Petit livre sympathique que celui-ci ! C'est d'ailleurs la collection dans laquelle il est publié qui l'est, ainsi que les conférences qui la nourrissent. S'inspirant des émissions que le philosophe et historien de l'art Walter Benjamin conçut pour la radio allemande entre 1929 et 1932, Gilberte Tsaï organise chaque saison de « petites conférences » qui s'adressent aux enfants (à partir de dix ans) aussi bien qu'aux grands enfants qui les accompagnent. Les sujets les plus sérieux, les plus austères y sont abordés, la seule obligation des orateurs - et, partant, des auteurs - étant de s'adresser effectivement aux enfants, de manière claire et intelligible, et de le faire « hors des sentiers battus, dans un mouvement d'amitié traversant les générations ». C'est dans cet esprit que l'ancien président de la Banque de France et de la Banque centrale européenne raconte l'histoire de la monnaie, de son invention loin dans l'histoire jusqu'à l'apparition de l'euro que nous avons dans nos poches. La première partie de l'opuscule reprend l'exposé délivré par Jean-Claude Trichet en février de l'an dernier, tandis que la seconde consiste en un « questions/réponses » très éclairant même pour les plus grands. Si les gens n'ont pas assez d'argent, pourquoi ne le fabriquent-ils pas eux-mêmes ? Pourquoi change-t-on de monnaie ? Pourquoi le prix de la vie augmente-t-il ? Pourquoi les personnes reçoivent-elles plus ou moins d'argent selon leur travail ? Pourquoi toutes les monnaies n'ont-elles pas la même valeur ? Comment la Chine fait-elle pour brider sa monnaie afin d'être compétitive ? C'est à ce type de questions que l'auteur apporte des réponses à la fois simples et éclairantes. Il y parle aussi de la fierté et du sentiment de responsabilité qu'il a ressenti en endossant les habits du banquier central européen. La crise pourrait-elle emporter l'euro ? « Non, l'euro est la monnaie des Européens et restera la monnaie des Européens », affirme Jean-Claude Trichet pour qui « le grand problème des Européens » aujourd'hui est « de mieux s'organiser entre eux, de renforcer leur manière de gouverner leur union économique », l'union monétaire ayant, elle, « fonctionné convenablement ». Il reste à espérer que les dirigeants européens ne soient pas plus bornés que des enfants de dix ans…

(MT)

*** NICHOLAS MOUSSIS: Access to the European Union. Law, Economics, Policies. Intersentia Publishing (31 Groenstraat, B-2640 Mortsel. Tél.: (32-3) 6801550 - fax: 6587121 - Courriel: mail@intersentia.be - Internet: http://www.intersentia.com ). 2013, 775 p., 60 €, 57 £, 84 $. ISBN 978-1-78068-134-4.
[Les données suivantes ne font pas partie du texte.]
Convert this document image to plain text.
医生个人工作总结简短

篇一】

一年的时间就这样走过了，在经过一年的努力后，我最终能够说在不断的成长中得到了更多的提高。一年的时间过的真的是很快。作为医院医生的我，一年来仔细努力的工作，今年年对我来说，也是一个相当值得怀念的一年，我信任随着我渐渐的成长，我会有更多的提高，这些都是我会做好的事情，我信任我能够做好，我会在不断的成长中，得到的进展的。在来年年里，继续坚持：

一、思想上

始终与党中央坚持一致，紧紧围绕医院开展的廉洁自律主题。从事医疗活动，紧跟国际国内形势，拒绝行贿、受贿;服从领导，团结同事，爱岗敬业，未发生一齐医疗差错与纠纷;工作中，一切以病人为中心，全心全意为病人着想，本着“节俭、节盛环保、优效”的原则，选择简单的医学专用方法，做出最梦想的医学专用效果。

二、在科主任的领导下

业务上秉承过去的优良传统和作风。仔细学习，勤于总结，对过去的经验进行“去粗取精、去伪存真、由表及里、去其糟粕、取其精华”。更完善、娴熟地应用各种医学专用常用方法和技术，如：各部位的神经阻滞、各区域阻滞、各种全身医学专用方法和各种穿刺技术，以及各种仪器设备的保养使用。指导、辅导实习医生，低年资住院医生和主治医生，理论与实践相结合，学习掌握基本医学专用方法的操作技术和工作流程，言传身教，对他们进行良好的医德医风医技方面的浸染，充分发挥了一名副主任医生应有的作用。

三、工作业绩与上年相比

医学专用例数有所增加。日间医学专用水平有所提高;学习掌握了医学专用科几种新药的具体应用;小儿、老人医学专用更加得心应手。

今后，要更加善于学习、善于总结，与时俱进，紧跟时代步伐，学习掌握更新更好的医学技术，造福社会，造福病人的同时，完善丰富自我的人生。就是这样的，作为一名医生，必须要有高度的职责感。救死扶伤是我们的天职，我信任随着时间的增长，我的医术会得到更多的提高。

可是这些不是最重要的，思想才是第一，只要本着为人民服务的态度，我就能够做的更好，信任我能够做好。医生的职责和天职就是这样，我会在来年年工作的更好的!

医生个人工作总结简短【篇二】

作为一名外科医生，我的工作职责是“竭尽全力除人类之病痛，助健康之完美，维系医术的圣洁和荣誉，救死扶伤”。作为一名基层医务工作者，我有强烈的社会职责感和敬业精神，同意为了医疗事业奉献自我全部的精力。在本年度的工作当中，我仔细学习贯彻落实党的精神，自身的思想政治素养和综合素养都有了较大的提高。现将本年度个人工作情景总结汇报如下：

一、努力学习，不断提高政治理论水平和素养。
Un éditeur accepterait-il de publier la… vingtième édition d'un ouvrage sans que celui-ci soit digne d'intérêt ? Poser la question, c'est évidemment y répondre. Tel est le cas de ce volume qui, effectivement, se révèle être une irréprochable introduction au monde des institutions et politiques européennes. Le fait qu'il ait été traduit en pas moins de quatorze langues, chinois compris, en est une autre preuve. Ayant été pendant plus de trente ans au service de la Commission européenne, Nicholas Moussis y développe ses talents d'expert et de pédagogue averti pour offrir à ses lecteurs - au premier rang desquels doivent figurer tous les étudiants qui, à un titre ou à un autre, assimiler l'une ou l'autre facette du processus d'intégration européenne - une fresque exhaustive, à la fois interdisciplinaire et pratique. Après avoir mis à nu les racines du mouvement d'intégration mis en œuvre voici soixante ans, l'auteur présente les traités et institutions avant de passer méthodiquement en revue les différentes phases de l'intégration, ainsi que les différentes politiques développées dans le cadre de l'Union. L'une des valeurs ajoutées de ce travail est de situer chacune de ces politiques dans le temps, l'auteur vérifiant de manière impartiale si elles répondu à l'attente et envisageant la manière dont elles pourraient évoluer à l'avenir. Que ce travail contienne pas moins de 2000 références puisées dans le Journal officiel et la bagatelle de 500 références bibliographiques achève de faire de cet ouvrage une référence.

(PBo)

*** GRZEGORZ ZUK: Europe in Polish Public Discourse. Peter Lang (1 Moosstrasse, Postfach 350, CH-2542 Pieterlen. Tél.: (41-32) 3761717 - fax: 3761727 - Courriel: info@peterlang.com - Internet: http://www.peterlang.com ). Collection "Studies in European Integration, State and Society", n° 2. 2013, 177 p., 31,95 €. ISBN 978-3-631-63753-1.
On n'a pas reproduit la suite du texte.